La historia es la de Srinivasa Ramanujan, importantísima figura de las matemáticas que pasó de su India natal a Cambridge (y que tuvo una biografía fílmica de producción india en 2014). Esta película inglesa cuenta parte de su vida en Madrás y luego su carrera de un puñado de años en Cambridge, mientras intercala algunas vicisitudes de su madre y su esposa en la India. Si el módico melodrama suegra vs. nuera está contado de forma completamente convencional y sin la menor sofisticación (hasta con resoluciones risibles), en Cambridge el paquete luce un poco más decoroso, en buena medida gracias a Jeremy Irons, un actor que puede soportar airoso y hasta con elegancia las obviedades y simplificaciones de los diálogos, que explican impunemente lo que ya vemos, y resumen de manera clarividente cada situación, cada contexto (las referencias, que intentan ser contemporáneas, a la Primera Guerra Mundial sufren de exceso de sabiduría a posteriori).

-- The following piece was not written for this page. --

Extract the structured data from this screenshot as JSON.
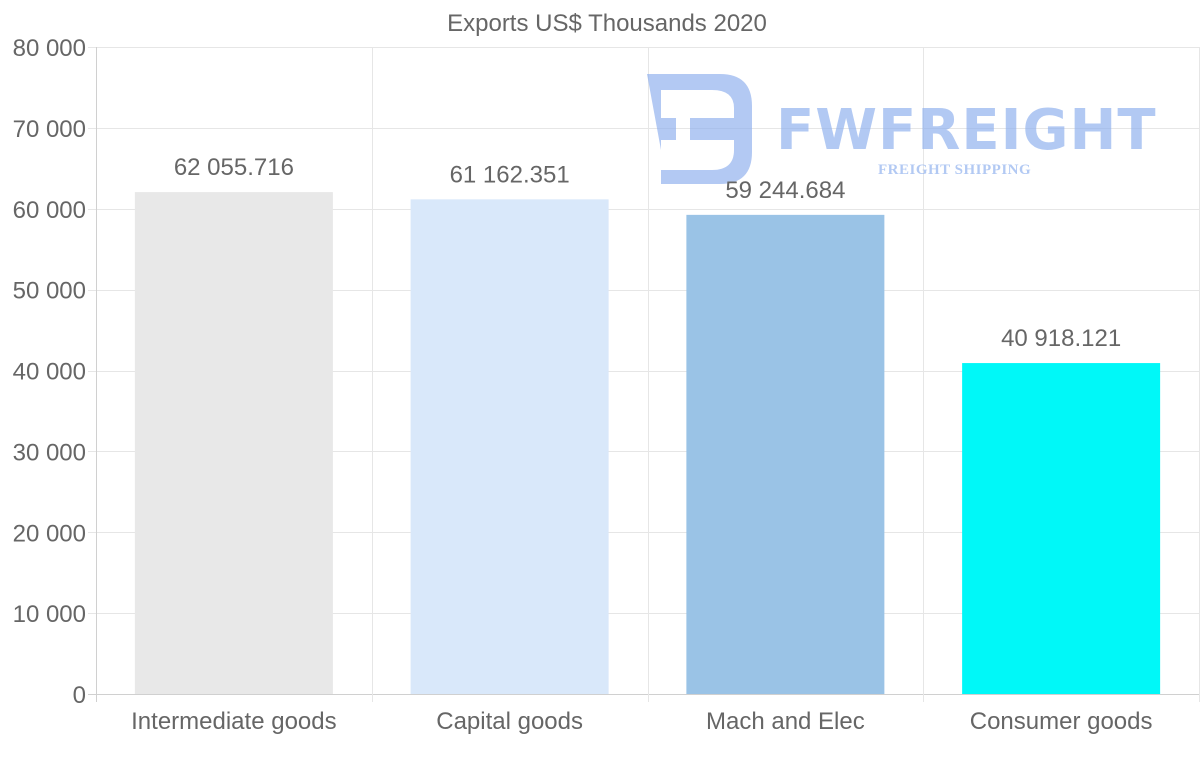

Dev Patel (Ramanujan), el recordado protagonista de Slumdog Millionaire, no sigue el camino de Jeremy Irons, y con los años ha ganado en intensidad anti cinematográfica, y cada uno de sus esfuerzos actorales poseen tanta información gestual que serían más útiles en una fotonovela. Como suele suceder en estas películas sobre genios matemáticos, no se suele explicar demasiado su genialidad (aunque aquí al menos se tratan brevemente las particiones), y lo que queda es la preponderancia de la música y las efusiones de brazos en alto o caídos para que nos demos cuenta de si estamos en momentos de triunfo o de derrota en el camino del conocimiento y su valoración, un tema de grandes posibilidades emocionales si se ve potenciado por un director eficaz. No es el caso, y el cine de intersección matemática suma un caso más que nos hace añorar la integración narrativa de un libro clásico como El hombre que calculaba de Malba Tahan (es decir el brasileño Júlio César de Mello y Souza, alguien que sabía de álgebra y también de la importancia del uso del disfraz y la imaginación).